Manufacturers such as Maru, Mad Wave, Yingfa and more all make more cost-friendly suits aimed at lower level competitive swimmers.

Now, these suits are not slow by any means, they are just typically not packed with as many performance enhancing features as the elite level suits.

What are the rules for FINA-approved tech suits?

Since 2009, swimsuit rules for competition have changed – several times, in fact. FINA, the international governing body for competitive swimming, banned, legalised, then banned again full body tech suits.

Today, FINA-approved tech suits must not extend below the knee. Men's jammers must not extend above the navel, while women's kneesuits must not cover the neck or extend past the shoulders.

There are also strict rules on the types and thickness of material used, as well as surface treatment, seams and much more.

For a more comprehensive look at FINA approved swimwear and the criteria they must meet, click the link to the right for our in-depth blog article.

Do tech suits make a difference? Our conclusion

It has been proven that tech suits make you faster. They have broken records, they've been developed in labs by professionals and they have had huge budgets poured into their creation.

The most expensive suits are for competitive swimmers who need to shave precious time off their records, while maximizing their physical capabilities and supporting their muscles.

These features will allow the elite swimmer to perform to their very highest standard for the duration of their race.
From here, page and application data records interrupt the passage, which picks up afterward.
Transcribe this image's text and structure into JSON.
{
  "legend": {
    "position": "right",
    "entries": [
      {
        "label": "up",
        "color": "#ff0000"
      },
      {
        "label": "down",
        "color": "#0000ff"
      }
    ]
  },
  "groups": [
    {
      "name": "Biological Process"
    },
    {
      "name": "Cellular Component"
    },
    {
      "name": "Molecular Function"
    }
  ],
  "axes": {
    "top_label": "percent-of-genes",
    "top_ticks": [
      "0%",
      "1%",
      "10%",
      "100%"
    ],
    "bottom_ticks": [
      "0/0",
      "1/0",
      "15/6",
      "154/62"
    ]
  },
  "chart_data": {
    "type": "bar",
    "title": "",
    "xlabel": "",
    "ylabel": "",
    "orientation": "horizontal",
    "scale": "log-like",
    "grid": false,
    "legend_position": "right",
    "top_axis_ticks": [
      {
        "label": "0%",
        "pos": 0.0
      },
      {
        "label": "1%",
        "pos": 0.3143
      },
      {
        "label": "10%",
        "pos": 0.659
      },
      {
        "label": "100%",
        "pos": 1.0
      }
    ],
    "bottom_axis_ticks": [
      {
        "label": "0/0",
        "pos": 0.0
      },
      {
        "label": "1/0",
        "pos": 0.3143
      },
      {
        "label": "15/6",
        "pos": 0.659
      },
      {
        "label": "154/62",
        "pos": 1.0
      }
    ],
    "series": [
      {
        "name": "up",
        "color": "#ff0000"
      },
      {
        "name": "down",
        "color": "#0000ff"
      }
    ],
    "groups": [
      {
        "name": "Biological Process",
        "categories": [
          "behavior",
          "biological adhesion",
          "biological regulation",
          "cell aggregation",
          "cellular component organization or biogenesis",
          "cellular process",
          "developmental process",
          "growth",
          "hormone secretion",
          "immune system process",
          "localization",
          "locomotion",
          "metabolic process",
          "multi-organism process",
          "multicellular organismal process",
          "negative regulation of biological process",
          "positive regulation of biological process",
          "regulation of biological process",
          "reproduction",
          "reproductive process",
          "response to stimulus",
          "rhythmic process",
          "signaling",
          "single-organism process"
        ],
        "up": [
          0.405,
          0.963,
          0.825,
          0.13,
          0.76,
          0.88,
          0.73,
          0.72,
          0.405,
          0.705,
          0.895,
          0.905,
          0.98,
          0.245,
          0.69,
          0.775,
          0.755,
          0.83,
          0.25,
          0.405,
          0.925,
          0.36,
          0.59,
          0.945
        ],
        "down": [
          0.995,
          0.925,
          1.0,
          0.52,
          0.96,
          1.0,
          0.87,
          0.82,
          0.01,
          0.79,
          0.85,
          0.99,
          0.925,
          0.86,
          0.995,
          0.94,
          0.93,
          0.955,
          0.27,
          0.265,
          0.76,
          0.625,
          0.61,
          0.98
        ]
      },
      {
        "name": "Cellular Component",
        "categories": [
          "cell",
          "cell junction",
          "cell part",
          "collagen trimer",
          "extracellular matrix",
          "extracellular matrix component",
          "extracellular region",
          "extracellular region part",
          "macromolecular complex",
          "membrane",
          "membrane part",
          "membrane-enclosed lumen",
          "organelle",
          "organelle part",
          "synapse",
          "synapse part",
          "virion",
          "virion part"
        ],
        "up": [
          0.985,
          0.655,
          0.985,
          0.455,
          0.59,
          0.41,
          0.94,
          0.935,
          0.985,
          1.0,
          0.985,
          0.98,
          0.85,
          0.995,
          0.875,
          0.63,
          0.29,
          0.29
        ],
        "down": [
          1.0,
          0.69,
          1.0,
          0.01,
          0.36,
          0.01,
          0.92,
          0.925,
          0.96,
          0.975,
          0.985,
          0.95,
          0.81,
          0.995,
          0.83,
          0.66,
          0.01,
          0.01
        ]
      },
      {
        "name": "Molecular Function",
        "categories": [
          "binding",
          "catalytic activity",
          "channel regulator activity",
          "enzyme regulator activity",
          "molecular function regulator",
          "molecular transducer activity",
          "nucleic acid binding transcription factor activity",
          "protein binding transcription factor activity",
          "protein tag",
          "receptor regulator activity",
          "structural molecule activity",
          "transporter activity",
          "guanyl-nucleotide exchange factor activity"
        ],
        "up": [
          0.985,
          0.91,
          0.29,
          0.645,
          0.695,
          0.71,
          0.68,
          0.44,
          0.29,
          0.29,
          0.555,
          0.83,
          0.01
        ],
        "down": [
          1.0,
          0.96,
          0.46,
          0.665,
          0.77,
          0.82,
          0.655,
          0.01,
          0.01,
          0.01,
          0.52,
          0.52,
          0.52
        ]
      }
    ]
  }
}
Today's most advanced racing tech suits have been engineered to enhance a swimmer's natural abilities in every way possible, within the confines of the strict criteria set out by FINA. When you're competing at a high level, every millisecond counts. It could be the difference between finishing first and second, or the difference between a new record or PB.

However, such is the wide variety of tech suits available these days, they are no longer considered to be for top-level competition only. With plenty of cost-effective alternatives to choose from, swimmers of all abilities can benefit from a tech swimsuit.